If your claim is anything other than weather related, look for your premium to increase.


If you live in the State of Georgia you can normally find competitive homeowner insurance rates as hurricanes and other severe weather has not disproportionately affected the State in recent years for the most part.


There are over 250 insurers operating in the State of Georgia which tends to keep the premiums at a competitive rate.


Having said that, if you file a non-weather related claim, you will go into the insurance industry database and all companies will or should be aware that you filed a claim—assuming the insurance company did their due diligence and are a member of the database company which they normally are.


You can go to any number of sites to obtain homeowners insuranceincluding the major players such as Allstate, State Farm and others.



Life Insurance:



Medical Information Bureau (MIB)—not "The Men In Black" is a bureau whose purpose is to supply underwriting information in life insurance to member companies, which report any health impairments of an applicant for insurance.

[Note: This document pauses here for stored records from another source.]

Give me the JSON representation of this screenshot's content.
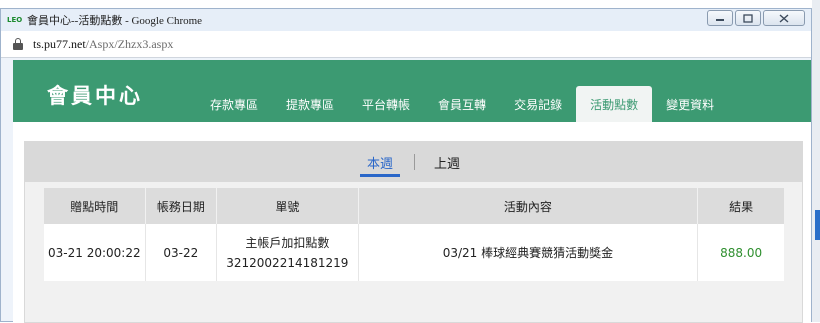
{
  "browser": {
    "logo_text": "LEO",
    "title": "會員中心--活動點數 - Google Chrome",
    "url_host": "ts.pu77.net",
    "url_path": "/Aspx/Zhzx3.aspx"
  },
  "header": {
    "brand": "會員中心",
    "nav": [
      {
        "label": "存款專區",
        "active": false
      },
      {
        "label": "提款專區",
        "active": false
      },
      {
        "label": "平台轉帳",
        "active": false
      },
      {
        "label": "會員互轉",
        "active": false
      },
      {
        "label": "交易記錄",
        "active": false
      },
      {
        "label": "活動點數",
        "active": true
      },
      {
        "label": "變更資料",
        "active": false
      }
    ]
  },
  "subtabs": {
    "this_week": "本週",
    "last_week": "上週"
  },
  "table": {
    "headers": [
      "贈點時間",
      "帳務日期",
      "單號",
      "活動內容",
      "結果"
    ],
    "rows": [
      {
        "time": "03-21 20:00:22",
        "date": "03-22",
        "order_line1": "主帳戶加扣點數",
        "order_line2": "3212002214181219",
        "content": "03/21 棒球經典賽競猜活動獎金",
        "result": "888.00"
      }
    ]
  },
  "colors": {
    "header_green": "#3c9a72",
    "active_tab_blue": "#2a67c9",
    "result_green": "#2f8f2f"
  }
}
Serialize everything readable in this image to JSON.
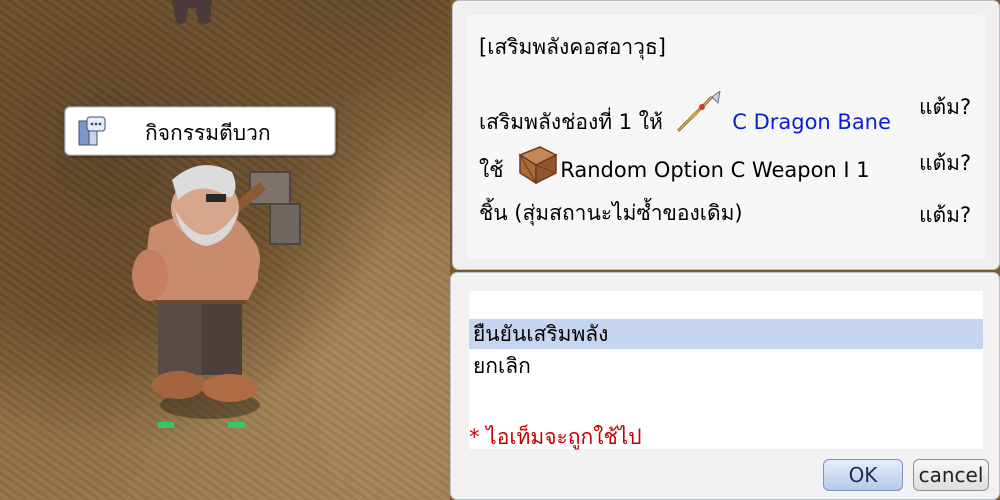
{
  "npc": {
    "name": "กิจกรรมตีบวก",
    "icon": "chat-bubble-icon"
  },
  "dialog": {
    "title": "[เสริมพลังคอสอาวุธ]",
    "line1_prefix": "เสริมพลังช่องที่ 1 ให้",
    "item_icon": "spear-icon",
    "item_name": "C Dragon Bane",
    "line1_suffix": "แต้ม?",
    "line2_prefix": "ใช้",
    "box_icon": "item-box-icon",
    "line2_item": "Random Option C Weapon I 1",
    "line2_suffix": "แต้ม?",
    "line3_text": "ชิ้น (สุ่มสถานะไม่ซ้ำของเดิม)",
    "line3_suffix": "แต้ม?"
  },
  "menu": {
    "options": [
      "ยืนยันเสริมพลัง",
      "ยกเลิก"
    ],
    "selected_index": 0,
    "note": "* ไอเท็มจะถูกใช้ไป",
    "ok_label": "OK",
    "cancel_label": "cancel"
  },
  "colors": {
    "item_link": "#0b1fd0",
    "warning_note": "#c40000",
    "selected_row": "#c6d6f1"
  }
}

It is imperative that you get a complete physical and medical evaluation prior to applying for life insurance if your goal is to get the best rate and you don't want to be in the medical database with negative information which can lead to higher premiums and other negative options.


By doing so, you put yourself in position to correct your ailment(s) prior to applying for life insurance—if you have hypertension, high blood pressure, high cholesterol etcetera—you would be in position to correct the ailment and go back to your doctor and get your ailment(s) in normal ranges prior to applying for life insurance.




In Property & Life Insurance You Must Have An "Insurable Interest" In Most Cases:




Insurable interest—the insured (you) must be in a position to lose financially if a loss occurs, or incur some other kind of harm if loss takes place, also insurable interest must be met at inception of policy for life insurance and for—property insurance—at the time of loss.


When “you” purchase life insurance you can name whoever you choose as beneficiary without regard to insurable interest. If you wish to purchase life insurance on another you must have an insurable interest in that person’s life.


If there is a pecuniary interest such as salesperson and corporation—corporation or business partner’s can purchase life insurance on salesperson or one another. The insurable interest requirement in life insurance can be met if there is a pecuniary interest--which is an exception to the general rule.




Final Thoughts On Credit & Insurance




For those who have excellent credit selecting appropriate insurance products where you will obtain a good rate should be within your grasps.


For others, improving your credit to a higher level will not only get you good insurance rates but should be a major goal of yours as it has the potential to propel you and your family to meet your other financial goals.


Having solid credit and a properly funded emergency fund is at the foundation of improving your credit and financial life. 


By understanding and applying the above information to your unique financial situation you put yourself in a position to change the dynamics of your situation.


Always strive to maintain and improve your credit whether it be for insurance purposes or reaching any of your financial goals.


You can go to ehealthinsurance.com and dentalplans.com to get an overview of ratesand size up the competion in the health and dental insurance marketplace.